Let's say i have to deliver dynamic content for my website that can be updated at anytime. I want to cache data to get the most optimal performances.
I think the most accurate thing to do is keeping data in the cache as long as the data hasn't changed. So it involves using no-cache
options.
The problem is i don't know if this is really a good choice. Each time someone will request these data, the cache server will request the origin server and ask if data has changed since then. So i don't know what is the difference with no-store
option where data are not cached at all (in term of performance). What i mean is that i think the bandwitdh volume will be used pretty in the same way (am i right ?)
So, if each single time a request is made, my cache server must check the source server so what is the difference with requesting directly the source server ?
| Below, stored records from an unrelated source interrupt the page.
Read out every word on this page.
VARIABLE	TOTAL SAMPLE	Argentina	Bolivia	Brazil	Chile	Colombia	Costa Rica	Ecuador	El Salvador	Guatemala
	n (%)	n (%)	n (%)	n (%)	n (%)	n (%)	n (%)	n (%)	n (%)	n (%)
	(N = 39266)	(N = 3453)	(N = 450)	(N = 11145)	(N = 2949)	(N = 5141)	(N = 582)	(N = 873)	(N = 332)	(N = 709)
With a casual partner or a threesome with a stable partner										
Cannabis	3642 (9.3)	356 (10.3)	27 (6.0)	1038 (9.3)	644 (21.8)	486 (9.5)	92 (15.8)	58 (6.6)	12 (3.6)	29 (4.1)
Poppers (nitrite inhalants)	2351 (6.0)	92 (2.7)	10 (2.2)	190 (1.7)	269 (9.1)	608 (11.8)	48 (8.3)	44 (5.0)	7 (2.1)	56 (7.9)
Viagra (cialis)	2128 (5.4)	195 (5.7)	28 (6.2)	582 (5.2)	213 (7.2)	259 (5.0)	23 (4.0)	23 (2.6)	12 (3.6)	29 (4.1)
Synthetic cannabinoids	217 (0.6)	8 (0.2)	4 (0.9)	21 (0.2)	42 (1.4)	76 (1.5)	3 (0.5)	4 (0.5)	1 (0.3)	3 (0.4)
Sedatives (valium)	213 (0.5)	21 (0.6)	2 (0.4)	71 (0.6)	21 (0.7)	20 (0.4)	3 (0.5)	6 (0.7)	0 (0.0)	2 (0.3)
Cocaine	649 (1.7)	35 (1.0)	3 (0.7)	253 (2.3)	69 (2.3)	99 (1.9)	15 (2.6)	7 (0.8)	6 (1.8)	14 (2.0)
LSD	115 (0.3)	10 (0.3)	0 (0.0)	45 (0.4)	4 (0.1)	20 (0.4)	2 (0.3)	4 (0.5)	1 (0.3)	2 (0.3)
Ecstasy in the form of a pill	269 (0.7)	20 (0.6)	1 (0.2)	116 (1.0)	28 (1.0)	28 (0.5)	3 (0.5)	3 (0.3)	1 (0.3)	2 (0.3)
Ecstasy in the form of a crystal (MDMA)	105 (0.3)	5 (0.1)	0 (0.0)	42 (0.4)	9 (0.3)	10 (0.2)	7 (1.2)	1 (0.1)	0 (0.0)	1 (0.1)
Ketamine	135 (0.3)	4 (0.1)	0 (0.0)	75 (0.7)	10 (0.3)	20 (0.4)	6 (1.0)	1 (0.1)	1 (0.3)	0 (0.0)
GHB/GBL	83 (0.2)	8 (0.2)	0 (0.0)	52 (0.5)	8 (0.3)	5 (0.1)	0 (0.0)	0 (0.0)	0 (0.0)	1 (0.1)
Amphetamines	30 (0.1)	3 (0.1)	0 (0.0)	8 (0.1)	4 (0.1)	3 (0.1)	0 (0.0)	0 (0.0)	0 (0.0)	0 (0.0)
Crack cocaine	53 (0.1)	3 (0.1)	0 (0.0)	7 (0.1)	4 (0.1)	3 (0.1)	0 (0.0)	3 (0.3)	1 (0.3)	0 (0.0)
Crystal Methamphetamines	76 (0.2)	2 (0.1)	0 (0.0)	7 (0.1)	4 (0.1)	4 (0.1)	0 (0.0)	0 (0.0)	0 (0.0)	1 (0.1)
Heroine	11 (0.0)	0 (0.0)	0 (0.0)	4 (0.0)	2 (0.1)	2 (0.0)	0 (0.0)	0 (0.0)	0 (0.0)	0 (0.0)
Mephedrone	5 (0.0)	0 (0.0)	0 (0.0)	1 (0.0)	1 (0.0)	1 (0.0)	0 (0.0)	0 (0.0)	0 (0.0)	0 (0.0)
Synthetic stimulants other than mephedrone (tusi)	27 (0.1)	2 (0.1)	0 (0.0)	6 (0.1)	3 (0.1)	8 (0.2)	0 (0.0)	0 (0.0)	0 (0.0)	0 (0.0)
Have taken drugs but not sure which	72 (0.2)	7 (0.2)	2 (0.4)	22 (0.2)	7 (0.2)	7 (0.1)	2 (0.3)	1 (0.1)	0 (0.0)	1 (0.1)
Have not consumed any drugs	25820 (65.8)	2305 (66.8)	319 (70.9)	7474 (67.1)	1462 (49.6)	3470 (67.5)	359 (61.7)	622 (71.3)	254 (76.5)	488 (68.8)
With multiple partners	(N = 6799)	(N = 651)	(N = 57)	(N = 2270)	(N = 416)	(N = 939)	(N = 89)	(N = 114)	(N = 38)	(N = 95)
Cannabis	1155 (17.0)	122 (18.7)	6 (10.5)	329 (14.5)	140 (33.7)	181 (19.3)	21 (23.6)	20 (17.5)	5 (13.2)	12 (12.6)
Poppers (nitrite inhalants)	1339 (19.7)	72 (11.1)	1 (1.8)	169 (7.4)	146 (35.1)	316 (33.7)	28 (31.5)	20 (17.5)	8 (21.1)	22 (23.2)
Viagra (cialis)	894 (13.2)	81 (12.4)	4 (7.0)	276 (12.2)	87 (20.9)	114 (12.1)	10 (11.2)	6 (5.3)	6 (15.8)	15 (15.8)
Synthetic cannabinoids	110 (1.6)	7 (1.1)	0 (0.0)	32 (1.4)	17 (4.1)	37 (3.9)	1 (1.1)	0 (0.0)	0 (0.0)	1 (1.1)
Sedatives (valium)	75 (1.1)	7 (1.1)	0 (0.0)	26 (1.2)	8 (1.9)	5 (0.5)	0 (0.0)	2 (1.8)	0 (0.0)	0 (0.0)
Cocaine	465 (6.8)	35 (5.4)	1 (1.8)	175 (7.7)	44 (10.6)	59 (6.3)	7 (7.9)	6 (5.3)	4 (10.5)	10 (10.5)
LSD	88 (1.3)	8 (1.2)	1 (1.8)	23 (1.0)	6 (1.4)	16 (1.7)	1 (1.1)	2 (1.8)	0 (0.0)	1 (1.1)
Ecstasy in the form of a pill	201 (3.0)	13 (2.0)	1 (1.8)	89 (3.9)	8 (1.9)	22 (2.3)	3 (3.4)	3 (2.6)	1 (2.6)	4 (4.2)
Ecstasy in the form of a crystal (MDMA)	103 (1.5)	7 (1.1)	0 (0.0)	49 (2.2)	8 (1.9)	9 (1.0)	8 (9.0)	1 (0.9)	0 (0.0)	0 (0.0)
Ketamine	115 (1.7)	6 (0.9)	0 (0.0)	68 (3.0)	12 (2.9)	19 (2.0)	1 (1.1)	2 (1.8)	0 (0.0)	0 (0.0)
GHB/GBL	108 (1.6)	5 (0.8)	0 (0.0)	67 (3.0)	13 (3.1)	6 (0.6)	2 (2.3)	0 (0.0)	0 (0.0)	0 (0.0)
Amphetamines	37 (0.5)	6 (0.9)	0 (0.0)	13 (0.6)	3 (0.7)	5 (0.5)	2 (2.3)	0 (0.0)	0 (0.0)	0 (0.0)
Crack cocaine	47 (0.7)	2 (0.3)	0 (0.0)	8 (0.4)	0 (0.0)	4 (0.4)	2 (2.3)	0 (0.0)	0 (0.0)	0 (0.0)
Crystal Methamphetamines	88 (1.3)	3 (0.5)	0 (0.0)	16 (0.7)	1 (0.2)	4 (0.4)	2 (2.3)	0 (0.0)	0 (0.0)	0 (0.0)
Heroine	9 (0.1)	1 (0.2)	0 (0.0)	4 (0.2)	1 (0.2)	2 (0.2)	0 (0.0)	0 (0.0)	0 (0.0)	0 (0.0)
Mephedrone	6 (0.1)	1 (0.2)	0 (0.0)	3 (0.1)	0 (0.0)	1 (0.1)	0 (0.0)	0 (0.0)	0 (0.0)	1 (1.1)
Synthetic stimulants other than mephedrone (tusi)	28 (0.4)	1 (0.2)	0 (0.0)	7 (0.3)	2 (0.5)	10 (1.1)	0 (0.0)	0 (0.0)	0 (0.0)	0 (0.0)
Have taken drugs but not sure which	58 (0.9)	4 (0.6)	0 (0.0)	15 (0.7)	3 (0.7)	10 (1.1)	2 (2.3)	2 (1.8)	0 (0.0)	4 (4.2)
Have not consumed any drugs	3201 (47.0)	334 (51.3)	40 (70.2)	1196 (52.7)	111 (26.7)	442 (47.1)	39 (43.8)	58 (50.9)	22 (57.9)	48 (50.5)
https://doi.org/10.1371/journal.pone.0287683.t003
Is there any option to set the cache in order to make it fetch new data if and only an update has really occured ?
ETags are one way to go. If you can associate a reasonable short, unique string with your dynamic content then you can use that identifier in the HTTP response headers as:
Cache-Control: public, must-revalidate, max-age=60
ETag: <content identifer>
It's important that the content identifier changes it the content changes, so for example using the hex encoded hash of the content would work. The client will then use the ETag by sending an In-None-Match header in a GET request:
If-None-Match: <previous etag>
The server should send a 304 Not Modified response if the content's ETag has not changed, or send a full 200 OK response with the updated content and a new ETag otherwise.
The other option to to support the If-Modified-Since header on the server. This header allows the client to request content only if it has been modified since the specified date, otherwise the server should return a 304 Not Modified response with no content.